以下のモデルは、トラッキングエラーボラティリティ(TEV)の制約下での、アクティブポートフォリオのリスクとリターンの関係を探ります。

rを期待リターンのベクトル、Vを資産リターンの共分散行列(2018年3月から2019年3月までのDJIAの30銘柄の日次データから推定)とします。ベンチマークポートフォリオbをランダムに生成し、以下の最適化問題を解きます:

\[ \begin{aligned} \text{minimize} & \quad -r^T x + \mu(b + x)^T V(b + x) \\ \text{subject to} & \quad e^T x = 0, \\ & \quad x_i \geq -b_i, \\ & \quad x^T V x \leq tev, \end{aligned} \]

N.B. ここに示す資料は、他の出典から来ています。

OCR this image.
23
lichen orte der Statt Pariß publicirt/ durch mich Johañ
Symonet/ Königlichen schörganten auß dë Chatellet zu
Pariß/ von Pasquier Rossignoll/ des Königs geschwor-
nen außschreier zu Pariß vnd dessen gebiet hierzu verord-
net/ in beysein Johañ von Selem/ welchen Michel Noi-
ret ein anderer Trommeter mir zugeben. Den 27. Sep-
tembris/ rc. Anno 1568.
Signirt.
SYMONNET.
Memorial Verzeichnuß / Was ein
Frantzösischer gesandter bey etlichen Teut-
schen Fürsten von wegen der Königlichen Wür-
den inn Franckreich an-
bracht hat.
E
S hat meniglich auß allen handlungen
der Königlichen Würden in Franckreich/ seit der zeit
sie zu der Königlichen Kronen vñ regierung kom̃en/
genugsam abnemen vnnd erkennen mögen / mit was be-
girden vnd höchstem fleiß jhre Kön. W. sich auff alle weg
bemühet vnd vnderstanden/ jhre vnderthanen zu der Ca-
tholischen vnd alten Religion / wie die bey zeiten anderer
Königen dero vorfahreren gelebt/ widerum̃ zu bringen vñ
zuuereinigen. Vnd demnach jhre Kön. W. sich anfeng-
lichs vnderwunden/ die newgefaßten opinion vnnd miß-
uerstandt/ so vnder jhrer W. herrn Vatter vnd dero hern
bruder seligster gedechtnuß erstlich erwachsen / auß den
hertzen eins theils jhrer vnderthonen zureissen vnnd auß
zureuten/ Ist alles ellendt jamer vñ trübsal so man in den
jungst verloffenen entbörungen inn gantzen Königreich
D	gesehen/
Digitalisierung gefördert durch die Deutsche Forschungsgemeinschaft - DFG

ここで、eは全ての要素が1のベクトル、μは超過リターンと絶対リスクのトレードオフを制御し、tevはTEVの閾値です。

注意:絶対リスクを目的関数に含めない場合、問題は超過リターン最適化に縮小します。しかし、Roll(1992)は、このクラシックなモデルが、アクティブポートフォリオがベンチマークよりも体系的に高いリスクを持ち、最適ではないという好ましくない結果をもたらすことを指摘しました。したがって、絶対リスクを考慮することで、QCQP(二次制約付き二次計画法)モデル(SOCPによって解かれる)はアクティブポートフォリオのパフォーマンスを改善します。

nAGライブラリのSOCPソルバーを使用して上記のモデルを解きました。図の各効率的フロンティアは、2000個のSOCPを解くことで生成されました。全プロセスは約1分(解決1回あたり0.02秒未満)で完了しました。

トラッキングエラーボラティリティ制約付き効率的フロンティア

実務的な影響

nAG SOCPソルバーの高速な解決時間は、ポートフォリオ最適化に具体的な利点をもたらします:

  1. 大規模問題の効率的な処理: 実務家が大規模な共分散行列、ロングオンリー制約、予算制約を含む古典的な最適化問題を扱う際に、この強化されたソルバーが特に有用です。

  2. 迅速な意思決定: 高速な計算能力により、市場の変化に対してより迅速に対応することが可能になります。

  3. モデルの複雑化への対応: より複雑な制約や目的関数を含むモデルを、実用的な時間内で解くことができます。

  4. シナリオ分析の拡張: 多数のシナリオを短時間で分析することが可能になり、より robust な戦略立案ができます。

  5. リアルタイムリバランシング: 市場条件の変化に応じて、ポートフォリオを頻繁にリバランスすることが可能になります。

  6. コスト効率の向上: 計算時間の短縮は、計算リソースの効率的な利用につながり、運用コストの削減に寄与します。

これらの利点により、ポートフォリオマネージャーは市場条件の変化により迅速に適応し、より優れたパフォーマンスと戦略的優位性を獲得することができます。

結論

nAG SOCPソルバーは、学術的なベンチマーク問題と実際の金融問題の両方で優れたパフォーマンスを示しています。2019年から2024年にかけての継続的な改善により、ソルバーの効率性と堅牢性が向上しています。

特に金融モデリングにおいて、nAG SOCPソルバーは高速性、精度、柔軟性、堅牢性の点で有用です。これらの特性により、複雑な制約を持つポートフォリオ最適化問題を迅速かつ正確に解決することができます。

nAG SOCPソルバーは Python、C/C++、.NET & C#、Java、Fortran、Excel/VB など、幅広いプログラミング言語とプラットフォームで利用可能です。

結論として、nAG SOCPソルバーは、ポートフォリオ最適化の効率性を高め、金融実務の質の向上に貢献する信頼性の高いツールです。